Nephthys let her talk. She loved her too much, in that moment, to interrupt.
When she was done — when there were no pieces of Nephthys’s heart large enough left on the ground to be stamped on — Nephthys picked up Allynore’s hand, brushed her lips across the knuckles, and smiled with all the warmth she’d learned from a lifetime’s work at diplomacy. “I’ve treasured every memory,” she said with careful simplicity. “You were kind to worry about me, silly thing — you know my bed’s never cold long.”
There wasn’t much left to say after that. It was just the usual awkward pleasantries — Allynore felt obligated to ask after Nephthys’s life, Nephthys answered her politely, they bandied around some small topics that neither of them cared about: then, finally, Nephthys claimed there was a ship at the pier waiting for her that she couldn’t miss, and Allynore let her go with all the relief of someone having tied up a lingering loose end.

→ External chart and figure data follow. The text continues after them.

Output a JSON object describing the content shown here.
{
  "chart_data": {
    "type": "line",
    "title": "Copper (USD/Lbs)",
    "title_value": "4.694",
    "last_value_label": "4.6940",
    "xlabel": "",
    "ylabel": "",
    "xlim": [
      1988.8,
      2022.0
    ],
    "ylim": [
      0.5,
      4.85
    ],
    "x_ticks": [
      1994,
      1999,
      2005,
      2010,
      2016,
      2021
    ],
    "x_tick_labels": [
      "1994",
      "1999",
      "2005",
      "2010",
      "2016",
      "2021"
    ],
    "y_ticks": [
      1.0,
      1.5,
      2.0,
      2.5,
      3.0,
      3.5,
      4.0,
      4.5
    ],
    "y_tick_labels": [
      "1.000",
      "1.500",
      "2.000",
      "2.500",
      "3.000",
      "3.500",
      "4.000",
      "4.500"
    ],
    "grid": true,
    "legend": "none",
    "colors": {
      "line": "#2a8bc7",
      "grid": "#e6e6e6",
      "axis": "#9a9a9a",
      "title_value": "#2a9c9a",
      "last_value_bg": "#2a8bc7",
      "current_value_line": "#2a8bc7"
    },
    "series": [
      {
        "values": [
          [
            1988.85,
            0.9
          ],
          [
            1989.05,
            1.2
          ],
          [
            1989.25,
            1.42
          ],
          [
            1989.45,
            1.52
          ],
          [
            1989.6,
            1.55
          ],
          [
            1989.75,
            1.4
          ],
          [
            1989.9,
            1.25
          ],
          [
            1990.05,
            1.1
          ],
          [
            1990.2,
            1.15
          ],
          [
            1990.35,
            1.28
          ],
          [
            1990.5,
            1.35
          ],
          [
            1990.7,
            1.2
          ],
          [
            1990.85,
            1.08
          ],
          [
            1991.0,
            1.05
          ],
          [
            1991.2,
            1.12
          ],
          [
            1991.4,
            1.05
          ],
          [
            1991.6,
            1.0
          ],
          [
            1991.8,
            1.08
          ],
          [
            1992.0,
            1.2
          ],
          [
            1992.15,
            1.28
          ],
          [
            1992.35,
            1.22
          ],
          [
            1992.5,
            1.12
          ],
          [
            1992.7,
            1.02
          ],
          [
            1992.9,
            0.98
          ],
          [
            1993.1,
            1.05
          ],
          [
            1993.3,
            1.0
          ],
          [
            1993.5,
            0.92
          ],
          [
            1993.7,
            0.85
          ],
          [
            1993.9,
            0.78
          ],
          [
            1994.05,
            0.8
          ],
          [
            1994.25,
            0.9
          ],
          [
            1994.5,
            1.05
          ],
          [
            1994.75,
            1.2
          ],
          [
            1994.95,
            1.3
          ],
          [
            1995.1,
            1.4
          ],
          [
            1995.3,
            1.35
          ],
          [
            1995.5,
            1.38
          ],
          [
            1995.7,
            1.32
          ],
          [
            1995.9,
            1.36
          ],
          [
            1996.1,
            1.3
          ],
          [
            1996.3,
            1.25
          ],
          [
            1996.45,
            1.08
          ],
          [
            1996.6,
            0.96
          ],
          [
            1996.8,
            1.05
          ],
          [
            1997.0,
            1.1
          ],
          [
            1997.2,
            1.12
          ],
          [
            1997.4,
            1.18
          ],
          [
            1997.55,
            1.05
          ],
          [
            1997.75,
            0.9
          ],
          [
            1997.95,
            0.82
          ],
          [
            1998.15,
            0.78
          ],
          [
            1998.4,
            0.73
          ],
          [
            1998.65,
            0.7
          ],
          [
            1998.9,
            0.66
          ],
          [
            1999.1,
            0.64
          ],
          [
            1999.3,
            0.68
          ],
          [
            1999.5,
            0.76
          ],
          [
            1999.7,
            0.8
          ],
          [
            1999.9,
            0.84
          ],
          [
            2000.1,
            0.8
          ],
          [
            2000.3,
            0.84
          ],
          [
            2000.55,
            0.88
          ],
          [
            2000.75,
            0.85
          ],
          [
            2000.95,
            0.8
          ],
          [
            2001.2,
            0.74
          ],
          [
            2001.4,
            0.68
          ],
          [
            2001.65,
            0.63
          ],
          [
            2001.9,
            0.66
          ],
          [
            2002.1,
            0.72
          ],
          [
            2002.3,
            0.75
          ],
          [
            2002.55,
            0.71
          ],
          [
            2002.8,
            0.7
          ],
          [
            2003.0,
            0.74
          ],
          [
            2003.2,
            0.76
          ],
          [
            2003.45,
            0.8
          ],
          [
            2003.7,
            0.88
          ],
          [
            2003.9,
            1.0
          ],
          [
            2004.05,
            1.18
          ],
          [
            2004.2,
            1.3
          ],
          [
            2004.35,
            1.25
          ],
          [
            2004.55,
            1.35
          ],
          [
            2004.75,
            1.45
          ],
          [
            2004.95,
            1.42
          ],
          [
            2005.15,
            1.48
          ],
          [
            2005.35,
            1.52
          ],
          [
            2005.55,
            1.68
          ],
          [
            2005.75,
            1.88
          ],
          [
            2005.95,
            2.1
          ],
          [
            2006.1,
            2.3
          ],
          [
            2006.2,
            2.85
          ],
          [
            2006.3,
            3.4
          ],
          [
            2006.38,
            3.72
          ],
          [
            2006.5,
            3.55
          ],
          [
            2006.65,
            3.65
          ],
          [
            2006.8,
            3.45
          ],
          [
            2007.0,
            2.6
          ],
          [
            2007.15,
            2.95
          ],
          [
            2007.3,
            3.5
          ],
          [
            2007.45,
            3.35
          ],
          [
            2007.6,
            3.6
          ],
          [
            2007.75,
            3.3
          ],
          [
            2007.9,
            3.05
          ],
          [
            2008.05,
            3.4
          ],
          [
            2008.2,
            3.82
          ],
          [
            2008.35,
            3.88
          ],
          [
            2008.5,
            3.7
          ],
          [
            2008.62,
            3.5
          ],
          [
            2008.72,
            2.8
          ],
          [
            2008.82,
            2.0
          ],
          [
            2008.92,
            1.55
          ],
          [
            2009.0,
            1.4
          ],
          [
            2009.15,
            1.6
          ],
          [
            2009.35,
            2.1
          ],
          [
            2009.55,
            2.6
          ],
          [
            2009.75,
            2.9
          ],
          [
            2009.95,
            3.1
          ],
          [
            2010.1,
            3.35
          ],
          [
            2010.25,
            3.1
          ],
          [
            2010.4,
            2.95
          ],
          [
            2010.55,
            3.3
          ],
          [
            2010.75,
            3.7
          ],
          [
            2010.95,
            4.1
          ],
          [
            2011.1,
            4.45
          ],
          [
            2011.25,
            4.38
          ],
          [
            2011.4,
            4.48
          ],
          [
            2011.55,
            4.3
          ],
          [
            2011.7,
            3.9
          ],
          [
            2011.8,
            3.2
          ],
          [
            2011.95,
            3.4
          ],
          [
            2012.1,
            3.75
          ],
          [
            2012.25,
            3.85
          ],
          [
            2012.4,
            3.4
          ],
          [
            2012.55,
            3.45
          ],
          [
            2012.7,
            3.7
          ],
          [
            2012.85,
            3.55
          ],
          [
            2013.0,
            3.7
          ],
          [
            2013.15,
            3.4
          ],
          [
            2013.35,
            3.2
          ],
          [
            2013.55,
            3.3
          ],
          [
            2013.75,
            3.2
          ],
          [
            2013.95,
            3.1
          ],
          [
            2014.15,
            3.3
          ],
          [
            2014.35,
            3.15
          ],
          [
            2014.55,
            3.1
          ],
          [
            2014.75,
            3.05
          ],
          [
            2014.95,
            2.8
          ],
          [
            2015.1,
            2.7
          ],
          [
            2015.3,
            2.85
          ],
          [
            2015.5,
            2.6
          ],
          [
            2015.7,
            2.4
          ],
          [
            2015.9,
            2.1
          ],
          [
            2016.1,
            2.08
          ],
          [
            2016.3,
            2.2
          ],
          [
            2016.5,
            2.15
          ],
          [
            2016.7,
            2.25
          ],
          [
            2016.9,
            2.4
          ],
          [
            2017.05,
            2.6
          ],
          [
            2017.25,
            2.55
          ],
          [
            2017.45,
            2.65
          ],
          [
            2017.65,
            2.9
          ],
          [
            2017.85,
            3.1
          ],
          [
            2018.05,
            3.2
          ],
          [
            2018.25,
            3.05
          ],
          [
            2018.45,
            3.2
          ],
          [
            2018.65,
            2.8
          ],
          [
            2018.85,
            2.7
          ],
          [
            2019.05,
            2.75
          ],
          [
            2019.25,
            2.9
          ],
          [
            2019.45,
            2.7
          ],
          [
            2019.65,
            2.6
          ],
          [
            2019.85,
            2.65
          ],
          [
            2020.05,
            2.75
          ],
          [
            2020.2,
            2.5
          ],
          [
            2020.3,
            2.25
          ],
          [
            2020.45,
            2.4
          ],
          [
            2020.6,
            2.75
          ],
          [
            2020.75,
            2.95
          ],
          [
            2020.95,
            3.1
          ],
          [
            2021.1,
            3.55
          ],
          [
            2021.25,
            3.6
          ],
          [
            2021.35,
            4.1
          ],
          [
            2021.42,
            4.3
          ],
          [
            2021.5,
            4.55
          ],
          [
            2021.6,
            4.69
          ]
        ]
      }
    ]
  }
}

It wasn’t difficult to find a ship that would take her on board, really. She had her choice of destinations, all of them far, far from here, and from Allynore’s big, brown eyes. Nephthys chose a comfortable starliner headed toward Tantalus, in the end — it was as good a place as any. She had friends there.
Hvergelmir turned away from the vision, suddenly cold despite the eternally mild temperature on the island.
She couldn’t think about this. It was too much. She needed to get away.